Legal Basis: Legitimate interests. You have the right to object at any time.

Recruiting

Why: To process job applications (contact details, CVs, and materials provided).

Legal Basis: Legitimate interests. You have the right to object.

Communications

Why: To manage inbound and outbound communications.

Legal Basis: Legitimate interests. You have the right to object.

Legal Obligations

Why: To comply with applicable laws.

Legal Basis: Legal obligation.

Cookies

Why: To process IP addresses and certain technical data related to website usage.

Legal Basis: Legitimate interests; where required by law, we will seek consent before placing cookies.

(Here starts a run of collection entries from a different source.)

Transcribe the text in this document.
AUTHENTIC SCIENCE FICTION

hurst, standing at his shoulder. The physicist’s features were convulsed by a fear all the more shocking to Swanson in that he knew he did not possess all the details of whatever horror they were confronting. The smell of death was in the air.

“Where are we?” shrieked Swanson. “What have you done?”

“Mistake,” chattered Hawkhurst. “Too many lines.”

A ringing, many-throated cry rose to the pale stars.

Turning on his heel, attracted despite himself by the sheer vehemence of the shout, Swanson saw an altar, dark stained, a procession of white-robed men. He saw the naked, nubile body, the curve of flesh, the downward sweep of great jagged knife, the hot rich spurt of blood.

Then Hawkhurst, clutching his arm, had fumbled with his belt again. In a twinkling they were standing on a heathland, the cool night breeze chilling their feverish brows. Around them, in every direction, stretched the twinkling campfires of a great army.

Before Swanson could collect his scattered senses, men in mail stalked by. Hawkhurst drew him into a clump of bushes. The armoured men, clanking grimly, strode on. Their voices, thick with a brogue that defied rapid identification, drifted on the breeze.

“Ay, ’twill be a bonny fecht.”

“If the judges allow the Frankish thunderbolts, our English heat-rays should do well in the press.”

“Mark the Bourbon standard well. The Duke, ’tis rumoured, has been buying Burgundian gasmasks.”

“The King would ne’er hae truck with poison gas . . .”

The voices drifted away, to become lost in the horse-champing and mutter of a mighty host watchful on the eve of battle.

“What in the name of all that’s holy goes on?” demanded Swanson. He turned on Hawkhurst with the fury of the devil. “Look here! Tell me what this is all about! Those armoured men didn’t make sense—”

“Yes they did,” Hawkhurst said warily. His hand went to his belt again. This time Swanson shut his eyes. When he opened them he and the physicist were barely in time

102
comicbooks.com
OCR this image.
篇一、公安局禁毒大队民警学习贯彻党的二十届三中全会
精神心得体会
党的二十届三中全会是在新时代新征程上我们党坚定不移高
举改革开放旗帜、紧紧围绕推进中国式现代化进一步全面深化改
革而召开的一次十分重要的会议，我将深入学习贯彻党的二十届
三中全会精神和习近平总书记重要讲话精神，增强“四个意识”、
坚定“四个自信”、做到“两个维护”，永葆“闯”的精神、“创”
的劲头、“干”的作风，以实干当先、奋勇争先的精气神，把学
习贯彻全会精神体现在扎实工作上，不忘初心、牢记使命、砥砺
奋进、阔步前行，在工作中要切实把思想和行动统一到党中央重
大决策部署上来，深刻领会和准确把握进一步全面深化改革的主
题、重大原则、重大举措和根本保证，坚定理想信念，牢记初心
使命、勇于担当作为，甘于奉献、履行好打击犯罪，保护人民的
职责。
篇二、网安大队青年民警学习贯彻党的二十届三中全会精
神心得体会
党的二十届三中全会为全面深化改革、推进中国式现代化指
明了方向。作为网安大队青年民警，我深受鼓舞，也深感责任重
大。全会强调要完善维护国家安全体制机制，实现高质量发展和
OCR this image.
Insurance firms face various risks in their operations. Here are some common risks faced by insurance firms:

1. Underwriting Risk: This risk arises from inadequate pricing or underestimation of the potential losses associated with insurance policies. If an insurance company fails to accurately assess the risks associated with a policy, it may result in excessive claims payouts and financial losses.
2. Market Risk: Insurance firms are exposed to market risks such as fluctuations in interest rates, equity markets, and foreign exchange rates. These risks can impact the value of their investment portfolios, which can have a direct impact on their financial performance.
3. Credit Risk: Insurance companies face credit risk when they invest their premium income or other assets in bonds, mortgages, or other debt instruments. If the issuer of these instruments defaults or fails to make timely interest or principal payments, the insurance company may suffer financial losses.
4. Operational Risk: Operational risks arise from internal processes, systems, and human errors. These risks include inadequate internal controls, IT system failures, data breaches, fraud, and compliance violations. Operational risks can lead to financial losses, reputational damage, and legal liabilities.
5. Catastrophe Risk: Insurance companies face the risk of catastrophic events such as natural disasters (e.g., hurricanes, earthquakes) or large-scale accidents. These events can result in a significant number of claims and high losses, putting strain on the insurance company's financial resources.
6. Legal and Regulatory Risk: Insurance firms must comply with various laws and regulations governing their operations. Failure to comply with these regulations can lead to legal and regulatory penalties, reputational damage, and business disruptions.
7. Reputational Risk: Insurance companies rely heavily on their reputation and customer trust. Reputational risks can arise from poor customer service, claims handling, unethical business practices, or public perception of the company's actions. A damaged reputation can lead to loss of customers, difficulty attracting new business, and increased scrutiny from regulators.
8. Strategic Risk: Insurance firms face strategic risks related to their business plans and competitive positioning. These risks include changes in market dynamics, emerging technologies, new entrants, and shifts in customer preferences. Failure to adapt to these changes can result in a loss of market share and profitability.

From where do we collect your Personal Data?

Directly from you

  • Business partner relationships
  • Client relationships
  • Recruiting
  • Communications

Through our Services and platform(s)

  • Service usage data (usage patterns, interaction logs)
  • Cookies and similar technologies

From third-parties and public sources

  • Marketing and analytics partners (aligned with this Notice)
  • Publicly available information (e.g., professional profiles)

Do we transfer your Personal Data?

We may transfer Personal Data to third parties (e.g., data storage providers, integration partners, communication platforms). All transfers are assessed for security and safeguarded through appropriate agreements.

Transfers to third-party service providers

  • Accounting and auditing services
  • Authorities where required by law
  • Business partners
  • Communication platforms
  • Data storage and hosting providers

Transfers to third countries

Where Personal Data is transferred outside the EEA, we ensure an adequate level of protection through:

  • Standard Contractual Clauses (SCCs) approved by the European Commission
  • Other appropriate safeguards (DPAs, technical measures, compliance monitoring)

How long do we retain your Personal Data?

Retention depends on the processing purpose. We periodically review necessity and document retention practices in line with the GDPR.

  • Improving our Services: As needed; data may be aggregated/anonymized.
  • Client relationships: As necessary to maintain the relationship.
  • Business partner relationships: As necessary for partnerships.
  • Marketing: Until you opt out or we infer you no longer wish to receive messages.
  • Recruiting: Up to twelve (12) months from receipt or closing date.
  • Communications: Three (3) years from last contact; social content until removed by you.
  • Legal obligations: As required by applicable laws.
  • Cookies: Varies by cookie type and purpose.

What data protection rights do you have?

Under the GDPR, you have the following rights (subject to conditions). To exercise them, contact us using the details above. We may verify your identity before acting on requests.

  • Right of access (Art. 15)
  • Right to rectification (Art. 16)
  • Right to erasure (Art. 17)
  • Right to restriction (Art. 18)
  • Right to data portability (Art. 20)
  • Right to object (Art. 21), including direct marketing
  • Right not to be subject to automated decision-making (Art. 22)
  • Right to withdraw consent at any time where processing is based on consent

Region-specific rights

  • California (CCPA): Right to know, delete, and correct.
  • Brazil (LGPD): Rights include anonymization and access to sharing info.
  • China (PIPL): Transfers and processing aligned with local legal standards.

How to exercise your rights

Contact us via email (see Controller section). We will respond in accordance with applicable data protection laws.

Right to lodge a complaint

You have the right to lodge a complaint with a supervisory authority, such as the Office of the Finnish Data Protection Ombudsman: https://tietosuoja.fi/en/home.

Can this Privacy Notice be amended?

PCS may amend this Notice to reflect changes in our practices, Services, or legal obligations (including the GDPR). Updates take effect upon posting unless otherwise stated. For material changes, we will endeavor to notify you directly where possible (e.g., email or on-site notices). Your continued use after updates signifies acknowledgement and acceptance.